Cinnamon Kiss is the 10th Easy Rawlins mystery, so I jumped into the series in medias res. It was ok, though. Even though the book did not have a huge “as you know, Bob” info-dump on the first few pages (thank you), enough info was sprinkled throughout to sort out the supporting characters and pick up the gist of the existing relationships. I do imagine knowing the full background of the characters would add further dimensions to the story, however.
So anyway, I really enjoyed Cinnamon Kiss. Sometimes I almost forget how much I like mystery fic (so much mediocrity out there…). And then something like this reminds me. Oh, yeah… But the best part about it may be that fans of the series think CK isn’t Mosley’s best work.
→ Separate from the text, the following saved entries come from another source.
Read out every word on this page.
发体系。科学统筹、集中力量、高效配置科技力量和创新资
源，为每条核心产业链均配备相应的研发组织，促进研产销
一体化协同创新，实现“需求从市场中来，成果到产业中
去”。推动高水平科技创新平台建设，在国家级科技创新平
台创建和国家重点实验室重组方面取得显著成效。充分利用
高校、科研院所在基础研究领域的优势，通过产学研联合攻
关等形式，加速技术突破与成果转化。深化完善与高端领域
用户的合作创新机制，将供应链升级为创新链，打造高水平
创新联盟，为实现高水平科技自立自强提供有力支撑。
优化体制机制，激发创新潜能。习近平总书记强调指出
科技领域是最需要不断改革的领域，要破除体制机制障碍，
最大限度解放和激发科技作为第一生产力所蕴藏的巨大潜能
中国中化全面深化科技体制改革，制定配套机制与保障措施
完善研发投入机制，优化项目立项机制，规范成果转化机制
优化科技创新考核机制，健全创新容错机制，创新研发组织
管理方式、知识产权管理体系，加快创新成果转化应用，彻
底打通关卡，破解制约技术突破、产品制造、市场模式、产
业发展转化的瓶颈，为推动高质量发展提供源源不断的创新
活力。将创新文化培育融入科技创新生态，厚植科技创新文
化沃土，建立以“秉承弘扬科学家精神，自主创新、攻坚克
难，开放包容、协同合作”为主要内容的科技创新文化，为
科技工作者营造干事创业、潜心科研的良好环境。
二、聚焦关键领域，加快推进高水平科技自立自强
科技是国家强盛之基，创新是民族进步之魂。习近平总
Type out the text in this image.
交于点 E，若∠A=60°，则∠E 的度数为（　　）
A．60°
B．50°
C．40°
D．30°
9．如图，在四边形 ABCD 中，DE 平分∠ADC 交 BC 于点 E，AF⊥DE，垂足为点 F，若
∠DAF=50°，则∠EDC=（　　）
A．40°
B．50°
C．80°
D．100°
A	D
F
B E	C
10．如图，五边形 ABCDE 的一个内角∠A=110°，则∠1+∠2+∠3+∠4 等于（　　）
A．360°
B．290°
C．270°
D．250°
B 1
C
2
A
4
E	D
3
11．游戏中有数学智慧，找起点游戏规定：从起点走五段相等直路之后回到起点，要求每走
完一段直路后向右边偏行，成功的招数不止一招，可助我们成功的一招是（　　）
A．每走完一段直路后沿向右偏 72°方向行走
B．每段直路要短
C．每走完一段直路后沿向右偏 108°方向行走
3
So yay! If the rest of the series is even better, awesome. I have something (or 10 more somethings) to look forward to.
In CK, Easy’s daughter is sick and he needs to raise some money quick to pay for her treatment. He’s so desperate he considers pulling off a heist with his friend Mouse, but reconsiders when he gets a call from another friend, Saul, about a job for a mysterious detective in San Francisco.
The mystery was solid, although the final resolution was a little less than satisfying. And oh, sure, Easy’s a little too popular with the ladies. But it’s detective fic, so it’s already a bit o’ a fantasy to begin with, so I think that’s ok. The story’s setting and atmosphere were vivid and the characters intriguing, but I think Mosley’s real strength is dialogue. The dialect switches (depending on whom a character was speaking to) seemed absolutely effortless. I wonder if he teaches. He could totally give a lesson on dialogue how-to.
Also I do love that Easy is short for Ezekiel. Of course I do.